I find it really interesting that this isn't a bigger deal.

1 Like

Very excited about this! A huge portion of static URL initializers that I encounter are just immediately force-unwrapped (e.g. URL("https://forums.swift.org")!) so making this the default in StaticString cases like this will be a huge improvement.

5 Likes

This has always bothered me as well, because what if the path doesn't actually exist on disk at this point? Or what if the path isn't readable from the current process permissions? Or what if the items on disk are later replaced by others (e.g. file could turn into a directory).

It seems like building a path url shouldn't depend on the current state of the filesystem indeed.

10 Likes

just as a note: Darwin actually has thread local versions of the backing API for this. Perhaps on Darwin we can do something along those lines?

2 Likes

We are looking into Sendable conformance for a lot of types - I think it would be remiss of us to not make URL adhere to Sendable. However there are some complicating factors with that particular case that don't let it be as easy as I would like.

6 Likes

That would be good, but as a platform abstraction library, I think it's important that this is safe and has predictable behaviour on all systems. For example, for the platform functions, Microsoft says:

Multithreaded applications and shared library code should not use the GetCurrentDirectory function and should avoid using relative path names. The current directory state written by the SetCurrentDirectory function is stored as a global variable in each process, therefore multithreaded applications cannot reliably use this value without possible data corruption from other threads that may also be reading or setting this value.

This limitation also applies to the SetCurrentDirectory and GetFullPathName functions. The exception being when the application is guaranteed to be running in a single thread, for example parsing file names from the command line argument string in the main thread prior to creating any additional threads.

Using relative path names in multithreaded applications or shared library code can yield unpredictable results and is not supported.

It would be pretty harsh if this worked on Darwin, but is just an unsafe, mutable global on Windows (the kind of thing I think we're hoping to eliminate with the future concurrency work in Swift 6+). I think it needs to be safe everywhere.

In terms of semantics, isolating working directories at the thread level doesn't make a whole lot of sense for Swift's concurrency model, because tasks can be suspended and resumed on any thread by their executors. It would be really confusing if you're, say, using an async file API (like Foundation might offer), but your current working directory keeps changing across awaits.
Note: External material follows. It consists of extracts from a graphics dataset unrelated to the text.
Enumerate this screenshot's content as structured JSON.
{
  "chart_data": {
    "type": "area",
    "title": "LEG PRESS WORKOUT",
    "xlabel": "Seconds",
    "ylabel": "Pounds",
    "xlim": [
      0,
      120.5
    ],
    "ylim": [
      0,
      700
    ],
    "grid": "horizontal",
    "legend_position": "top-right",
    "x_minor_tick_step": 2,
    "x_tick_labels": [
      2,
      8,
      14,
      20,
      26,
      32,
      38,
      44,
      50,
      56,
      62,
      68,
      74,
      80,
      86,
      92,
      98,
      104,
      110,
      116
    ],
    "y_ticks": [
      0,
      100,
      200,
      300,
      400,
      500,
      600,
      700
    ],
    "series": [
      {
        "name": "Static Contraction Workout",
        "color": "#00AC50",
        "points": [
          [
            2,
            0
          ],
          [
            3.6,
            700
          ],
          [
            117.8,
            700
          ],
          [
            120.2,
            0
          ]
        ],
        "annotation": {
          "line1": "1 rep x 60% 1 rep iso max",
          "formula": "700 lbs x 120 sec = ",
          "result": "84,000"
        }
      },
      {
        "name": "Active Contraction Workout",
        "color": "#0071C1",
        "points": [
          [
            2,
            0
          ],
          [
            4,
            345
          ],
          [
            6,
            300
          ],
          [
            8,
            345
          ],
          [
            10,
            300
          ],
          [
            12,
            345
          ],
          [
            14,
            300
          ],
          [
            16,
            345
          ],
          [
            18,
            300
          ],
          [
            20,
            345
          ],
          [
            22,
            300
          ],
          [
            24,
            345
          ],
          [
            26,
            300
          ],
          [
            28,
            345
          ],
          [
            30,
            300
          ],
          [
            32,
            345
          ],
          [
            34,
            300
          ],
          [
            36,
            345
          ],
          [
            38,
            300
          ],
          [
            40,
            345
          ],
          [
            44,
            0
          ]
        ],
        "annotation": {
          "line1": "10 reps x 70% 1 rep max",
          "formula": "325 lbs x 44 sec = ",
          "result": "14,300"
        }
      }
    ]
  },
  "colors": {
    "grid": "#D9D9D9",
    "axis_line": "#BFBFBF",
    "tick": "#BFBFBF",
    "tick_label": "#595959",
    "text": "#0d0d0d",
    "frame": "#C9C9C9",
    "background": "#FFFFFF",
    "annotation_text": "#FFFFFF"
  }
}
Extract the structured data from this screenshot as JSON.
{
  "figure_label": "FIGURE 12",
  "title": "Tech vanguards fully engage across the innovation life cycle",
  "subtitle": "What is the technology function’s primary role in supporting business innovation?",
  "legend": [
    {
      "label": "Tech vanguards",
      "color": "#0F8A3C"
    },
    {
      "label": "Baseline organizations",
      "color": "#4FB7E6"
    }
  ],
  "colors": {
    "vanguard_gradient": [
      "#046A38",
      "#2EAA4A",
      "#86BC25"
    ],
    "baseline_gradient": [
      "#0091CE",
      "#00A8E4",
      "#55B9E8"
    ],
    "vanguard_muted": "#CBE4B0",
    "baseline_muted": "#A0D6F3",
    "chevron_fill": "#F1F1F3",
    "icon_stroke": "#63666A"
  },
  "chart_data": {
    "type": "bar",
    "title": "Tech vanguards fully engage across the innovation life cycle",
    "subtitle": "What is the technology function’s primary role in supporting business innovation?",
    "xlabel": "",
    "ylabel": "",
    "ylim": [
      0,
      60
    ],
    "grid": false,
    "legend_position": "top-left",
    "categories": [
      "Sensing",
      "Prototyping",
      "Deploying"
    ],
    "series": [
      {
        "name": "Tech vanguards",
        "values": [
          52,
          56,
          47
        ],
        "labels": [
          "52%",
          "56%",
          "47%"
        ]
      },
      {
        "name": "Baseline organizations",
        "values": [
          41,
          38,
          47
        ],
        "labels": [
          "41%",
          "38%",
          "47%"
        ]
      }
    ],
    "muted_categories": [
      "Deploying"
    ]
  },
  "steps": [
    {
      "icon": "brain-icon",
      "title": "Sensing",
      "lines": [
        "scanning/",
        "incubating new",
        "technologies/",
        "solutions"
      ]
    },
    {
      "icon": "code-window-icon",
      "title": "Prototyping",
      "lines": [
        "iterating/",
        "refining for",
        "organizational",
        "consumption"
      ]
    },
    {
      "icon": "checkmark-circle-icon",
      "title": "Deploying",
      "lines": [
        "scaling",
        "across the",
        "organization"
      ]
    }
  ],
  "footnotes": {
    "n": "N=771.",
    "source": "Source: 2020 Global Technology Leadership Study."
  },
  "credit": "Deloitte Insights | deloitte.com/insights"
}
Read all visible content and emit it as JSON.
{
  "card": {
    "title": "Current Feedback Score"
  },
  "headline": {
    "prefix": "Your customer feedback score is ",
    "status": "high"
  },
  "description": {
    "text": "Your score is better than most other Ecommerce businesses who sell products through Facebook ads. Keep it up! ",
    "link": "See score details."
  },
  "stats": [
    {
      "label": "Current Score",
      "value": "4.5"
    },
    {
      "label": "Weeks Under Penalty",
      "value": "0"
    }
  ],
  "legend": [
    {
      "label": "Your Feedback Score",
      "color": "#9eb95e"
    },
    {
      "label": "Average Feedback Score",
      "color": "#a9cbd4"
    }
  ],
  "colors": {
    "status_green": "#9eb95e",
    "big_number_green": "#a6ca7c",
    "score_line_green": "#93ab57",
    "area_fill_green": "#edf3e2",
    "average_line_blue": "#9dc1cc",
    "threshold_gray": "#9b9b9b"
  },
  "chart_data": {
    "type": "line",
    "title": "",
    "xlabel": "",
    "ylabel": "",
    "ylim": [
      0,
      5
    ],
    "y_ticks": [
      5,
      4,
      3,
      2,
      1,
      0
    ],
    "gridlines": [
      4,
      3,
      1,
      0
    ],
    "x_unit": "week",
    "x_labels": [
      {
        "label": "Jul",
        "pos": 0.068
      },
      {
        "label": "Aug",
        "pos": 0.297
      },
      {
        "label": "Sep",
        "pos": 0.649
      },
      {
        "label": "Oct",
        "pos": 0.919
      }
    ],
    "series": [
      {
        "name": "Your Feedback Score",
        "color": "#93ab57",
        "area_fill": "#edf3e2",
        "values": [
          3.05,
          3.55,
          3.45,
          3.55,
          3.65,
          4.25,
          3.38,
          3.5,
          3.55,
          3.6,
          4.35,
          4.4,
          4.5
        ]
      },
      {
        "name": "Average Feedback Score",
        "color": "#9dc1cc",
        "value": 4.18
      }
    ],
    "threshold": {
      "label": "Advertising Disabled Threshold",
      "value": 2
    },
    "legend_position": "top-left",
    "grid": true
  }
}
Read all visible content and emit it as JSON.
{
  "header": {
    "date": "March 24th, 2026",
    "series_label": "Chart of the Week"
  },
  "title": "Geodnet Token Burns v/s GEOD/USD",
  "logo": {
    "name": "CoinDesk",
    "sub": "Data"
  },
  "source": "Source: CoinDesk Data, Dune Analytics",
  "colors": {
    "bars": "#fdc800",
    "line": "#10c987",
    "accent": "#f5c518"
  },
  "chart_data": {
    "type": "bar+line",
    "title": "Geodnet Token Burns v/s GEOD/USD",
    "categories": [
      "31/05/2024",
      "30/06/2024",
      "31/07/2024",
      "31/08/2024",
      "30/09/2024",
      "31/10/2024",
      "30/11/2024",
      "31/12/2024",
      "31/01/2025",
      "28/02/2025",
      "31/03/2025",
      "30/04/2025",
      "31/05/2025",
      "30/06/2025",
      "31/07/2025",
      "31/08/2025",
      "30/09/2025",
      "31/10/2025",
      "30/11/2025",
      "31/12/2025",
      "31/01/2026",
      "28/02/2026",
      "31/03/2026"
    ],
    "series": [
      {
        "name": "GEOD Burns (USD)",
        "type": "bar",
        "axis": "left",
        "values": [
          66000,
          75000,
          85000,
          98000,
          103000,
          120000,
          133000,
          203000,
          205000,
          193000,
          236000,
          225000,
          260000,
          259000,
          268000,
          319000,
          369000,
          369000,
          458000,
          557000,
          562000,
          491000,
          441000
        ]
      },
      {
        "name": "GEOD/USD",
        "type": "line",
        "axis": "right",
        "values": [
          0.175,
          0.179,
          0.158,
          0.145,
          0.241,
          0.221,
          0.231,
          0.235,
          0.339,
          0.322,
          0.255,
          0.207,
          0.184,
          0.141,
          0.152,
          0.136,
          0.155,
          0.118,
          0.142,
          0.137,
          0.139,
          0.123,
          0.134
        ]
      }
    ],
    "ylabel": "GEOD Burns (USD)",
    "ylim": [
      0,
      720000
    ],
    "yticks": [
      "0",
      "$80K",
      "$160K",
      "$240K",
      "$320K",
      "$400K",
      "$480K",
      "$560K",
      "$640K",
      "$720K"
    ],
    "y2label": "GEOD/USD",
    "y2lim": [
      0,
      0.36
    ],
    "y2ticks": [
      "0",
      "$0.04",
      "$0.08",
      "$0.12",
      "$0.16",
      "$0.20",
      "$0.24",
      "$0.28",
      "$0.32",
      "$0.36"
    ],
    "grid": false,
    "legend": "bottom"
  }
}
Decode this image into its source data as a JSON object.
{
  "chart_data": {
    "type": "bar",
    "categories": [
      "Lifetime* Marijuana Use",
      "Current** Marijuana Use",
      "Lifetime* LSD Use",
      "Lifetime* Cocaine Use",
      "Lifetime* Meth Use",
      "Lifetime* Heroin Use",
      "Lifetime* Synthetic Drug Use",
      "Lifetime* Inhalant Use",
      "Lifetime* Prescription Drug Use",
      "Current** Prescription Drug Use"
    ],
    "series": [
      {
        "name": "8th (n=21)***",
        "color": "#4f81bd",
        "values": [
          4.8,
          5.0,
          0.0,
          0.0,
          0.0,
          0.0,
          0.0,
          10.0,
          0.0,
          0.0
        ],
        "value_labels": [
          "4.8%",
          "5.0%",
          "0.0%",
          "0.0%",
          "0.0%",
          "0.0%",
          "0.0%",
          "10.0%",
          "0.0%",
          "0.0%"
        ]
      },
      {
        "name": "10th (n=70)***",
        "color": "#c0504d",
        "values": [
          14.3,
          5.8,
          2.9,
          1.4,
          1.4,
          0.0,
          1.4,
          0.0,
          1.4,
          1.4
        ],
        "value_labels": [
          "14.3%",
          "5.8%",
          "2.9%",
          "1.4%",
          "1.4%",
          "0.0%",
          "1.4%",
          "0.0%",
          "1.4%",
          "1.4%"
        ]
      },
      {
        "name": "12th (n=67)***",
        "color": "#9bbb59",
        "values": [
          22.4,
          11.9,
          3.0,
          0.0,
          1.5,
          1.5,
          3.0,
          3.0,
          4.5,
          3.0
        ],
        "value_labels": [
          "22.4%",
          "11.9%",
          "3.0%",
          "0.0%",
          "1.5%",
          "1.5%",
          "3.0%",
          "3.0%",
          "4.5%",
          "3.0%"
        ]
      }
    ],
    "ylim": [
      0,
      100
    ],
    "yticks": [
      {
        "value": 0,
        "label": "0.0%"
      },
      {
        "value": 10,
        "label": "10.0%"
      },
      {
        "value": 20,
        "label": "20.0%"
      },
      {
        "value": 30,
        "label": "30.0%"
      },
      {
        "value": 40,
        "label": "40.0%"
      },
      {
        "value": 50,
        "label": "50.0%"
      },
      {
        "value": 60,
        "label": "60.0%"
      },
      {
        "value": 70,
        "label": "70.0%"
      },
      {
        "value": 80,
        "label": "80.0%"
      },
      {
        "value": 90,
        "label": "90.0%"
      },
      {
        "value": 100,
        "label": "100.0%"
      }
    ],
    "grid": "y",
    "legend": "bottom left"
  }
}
I think Task-local is the way to go here.

6 Likes

Doing that will definitely take a decent amount of work to accomplish, but is probably something that should be researched if it can even be done. Since the intrinsics to do so are thread based we need to make sure that thread local storage is donated to the task somehow (and then cleared from that thread?); I am not sure how that can be done just yet.

Alternatively it could be done as a closure: func withCurrentDirectory<R>(_ apply: (URL) throws -> R) rethrows -> R. That would ensure that within that scope it is used correctly.

3 Likes

These additions and changes look great and I hope that some of them can be marked as alwaysEmitIntoClient. :crossed_fingers:

3 Likes

New too Swift but what if instead of using.

we used an optional enum that defaults to .web and you would add something like .file for file path's?

init(_ string: StaticString, .file)

It’s probably out of scope for this but my biggest issue with URL is its strict parsing. The amount of times a feature breaks because suddenly we get a url with spaces that URL refuses to parse it’s not small. While other platforms are fine because their url parsing success :sweat:
I would love to see improvements on this aspect.

Ah.. I didn't know Swift favors String by default. Thank you Becca!